Although the molecular bases are well known, the pathophysiology is still incompletely understood and therapeutic options remain limited. We have recently demonstrated an increase in plasma histamine levels (associated with mast cell activation) in SCD patients, particularly ≤ 18 years of age, at baseline and even more markedly during vaso-occlusive crises (Allali, Br J Haematol 2019). In vitro, an increase in the adhesion of red blood cells of SCD patients to human endothelial cells after stimulation with histamine has been described, via an increased expression of the adhesion molecule P-selectin. Abolition of this effect in the presence of famotidine, a histamine type 2 (H2) receptor antagonist, suggests that histamine is responsible for an increased adhesion mediated by P-selectin via stimulation of the H2 receptors. Therefore, our hypothesis is that long-term use of oral antihistamine therapy with famotidine may prevent vaso-occlusion by decreasing P-selectin expression by endothelial cells.

The main objective of the study is to assess the effect of famotidine on P-selectin expression after 29 days of oral treatment.

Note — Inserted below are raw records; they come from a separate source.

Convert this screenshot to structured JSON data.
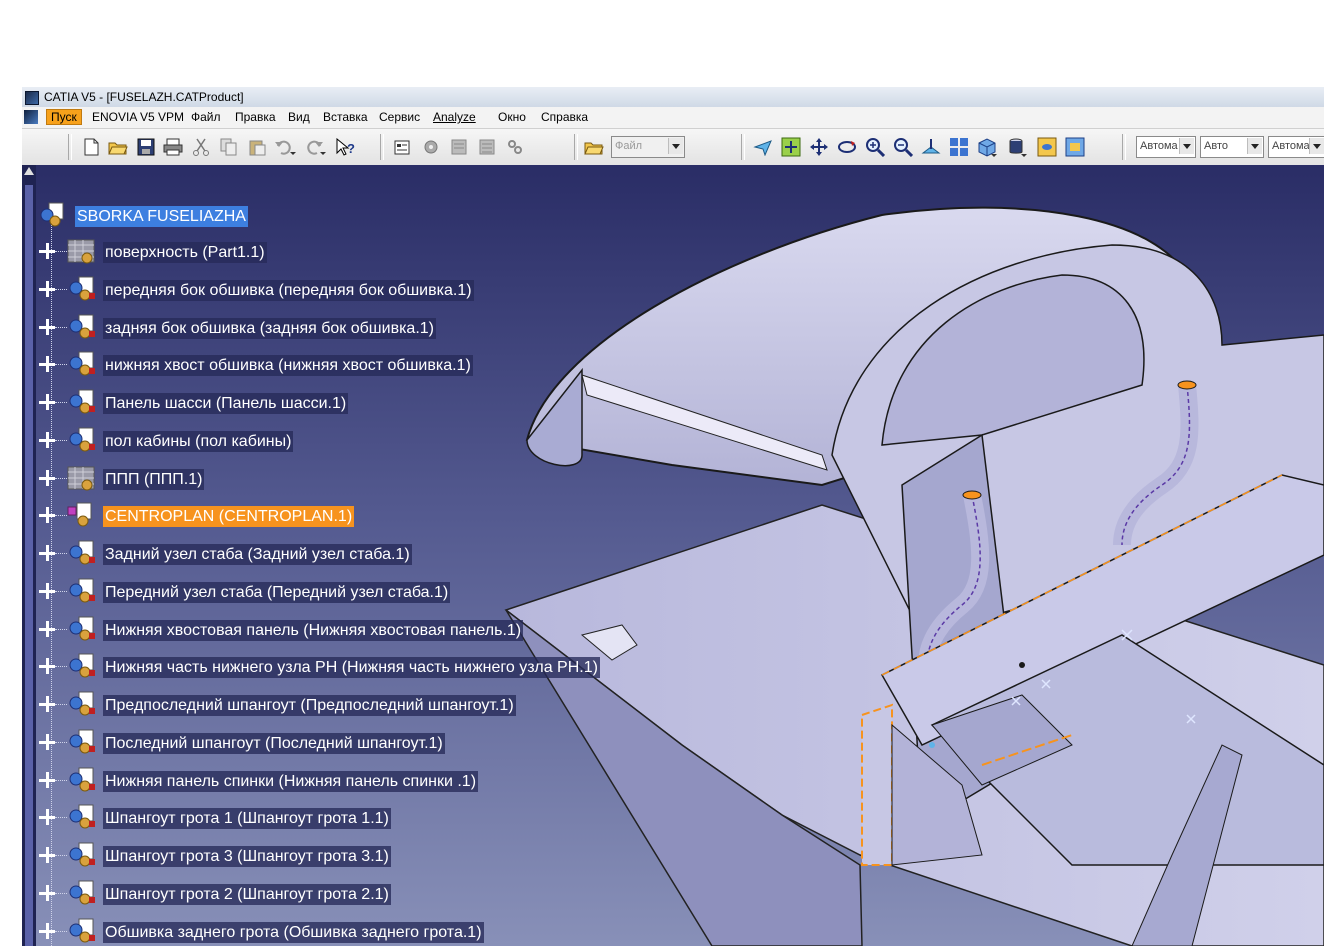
{
  "window": {
    "title": "CATIA V5 - [FUSELAZH.CATProduct]"
  },
  "menu": {
    "items": [
      "Пуск",
      "ENOVIA V5 VPM",
      "Файл",
      "Правка",
      "Вид",
      "Вставка",
      "Сервис",
      "Analyze",
      "Окно",
      "Справка"
    ],
    "active_index": 0
  },
  "toolbar": {
    "file_combo": "Файл",
    "combos": [
      "Автома",
      "Авто",
      "Автома"
    ],
    "buttons": [
      "new-icon",
      "open-icon",
      "save-icon",
      "print-icon",
      "cut-icon",
      "copy-icon",
      "paste-icon",
      "undo-icon",
      "redo-icon",
      "whats-this-icon",
      "catalog-icon",
      "properties-icon",
      "product-icon",
      "component-icon",
      "tools-icon",
      "open-folder-icon",
      "fly-mode-icon",
      "fit-all-icon",
      "pan-icon",
      "rotate-icon",
      "zoom-in-icon",
      "zoom-out-icon",
      "normal-view-icon",
      "multi-view-icon",
      "iso-view-icon",
      "shading-icon",
      "hide-show-icon",
      "swap-space-icon"
    ]
  },
  "tree": {
    "root": "SBORKA FUSELIAZHA",
    "nodes": [
      {
        "label": "поверхность (Part1.1)",
        "type": "part-grey"
      },
      {
        "label": "передняя бок обшивка (передняя бок обшивка.1)",
        "type": "product"
      },
      {
        "label": "задняя бок обшивка (задняя бок обшивка.1)",
        "type": "product"
      },
      {
        "label": "нижняя хвост обшивка (нижняя хвост обшивка.1)",
        "type": "product"
      },
      {
        "label": "Панель шасси (Панель шасси.1)",
        "type": "product"
      },
      {
        "label": "пол кабины (пол кабины)",
        "type": "product"
      },
      {
        "label": "ППП (ППП.1)",
        "type": "part-grey"
      },
      {
        "label": "CENTROPLAN (CENTROPLAN.1)",
        "type": "product-active",
        "highlight": "orange"
      },
      {
        "label": "Задний узел стаба (Задний узел стаба.1)",
        "type": "product"
      },
      {
        "label": "Передний узел стаба (Передний узел стаба.1)",
        "type": "product"
      },
      {
        "label": "Нижняя хвостовая панель (Нижняя хвостовая панель.1)",
        "type": "product"
      },
      {
        "label": "Нижняя часть нижнего узла РН (Нижняя часть нижнего узла РН.1)",
        "type": "product"
      },
      {
        "label": "Предпоследний шпангоут (Предпоследний шпангоут.1)",
        "type": "product"
      },
      {
        "label": "Последний шпангоут (Последний шпангоут.1)",
        "type": "product"
      },
      {
        "label": "Нижняя панель спинки  (Нижняя панель спинки .1)",
        "type": "product"
      },
      {
        "label": "Шпангоут грота 1 (Шпангоут грота 1.1)",
        "type": "product"
      },
      {
        "label": "Шпангоут грота 3 (Шпангоут грота 3.1)",
        "type": "product"
      },
      {
        "label": "Шпангоут грота 2 (Шпангоут грота 2.1)",
        "type": "product"
      },
      {
        "label": "Обшивка заднего грота (Обшивка заднего грота.1)",
        "type": "product"
      }
    ]
  },
  "colors": {
    "viewport_top": "#2a2d66",
    "viewport_bottom": "#8890b8",
    "model": "#c9c9e6",
    "accent": "#f7931e",
    "selection": "#3d7fe0"
  }
}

The secondary objectives are:

  • to assess the effect of famotidine on the expression of other endothelial activation markers after 29 days of treatment;
  • to assess the effect of famotidine on biomarkers of hemolysis and inflammation after 29 days of treatment;
  • to assess the adverse effects of famotidine in a pediatric population suffering from sickle cell disease.

The experimental design will be a monocentric, prospective, non-comparative, pilot cohort study. The population studied will be that of children aged 1 to 17 years and 10 months, followed at the Necker-Enfants malades hospital for SS or Sβ0 SCD and having presented at least one vaso-occlusive crisis during the year prior to inclusion. All the children included will be treated for 29 days with famotidine in oral suspension, at a dosage of 0.5 mg/kg/12h (with a maximum dose of 80 mg/day, regardless of the patient's weight). Patient recruitment will take place in the General Pediatrics and Infectious Diseases department/SCD Center of the Necker-Enfants malades Hospital in consultation or during hospitalization. The selection visit will take place 3 months before the inclusion visit and the research itself will comprise 3 visits (D0, D29 and D36/End of study).

Treatment will be started on D1, in the morning.

During the inclusion visit will be carried out:

  • verification of inclusion and non-inclusion criteria;
  • obtention of the consent of the 2 parents/legal representative(s) and of the child;
  • a complete clinical examination;
  • a biological assessment including a plasma assay of P-selectin, E-selectin, VCAM-1 and ICAM-1 by ELISA technique, in the research laboratory of Prof. Olivier Hermine (Imagine Institute), and examinations carried out as part of the usual follow-up for SCD children in the routine laboratories of the Necker-Enfants malades hospital: complete blood count, reticulocyte count, C-reactive protein, serum urea, creatinine, and electrolytes, aspartate and alanine aminotransferase, total and direct bilirubin, gamma-glutamyl transferase, lactate dehydrogenase, and hemoglobin S/F. A plasma histamine assay will also be carried out in the immunology laboratory of the Bichat-Claude Bernard hospital.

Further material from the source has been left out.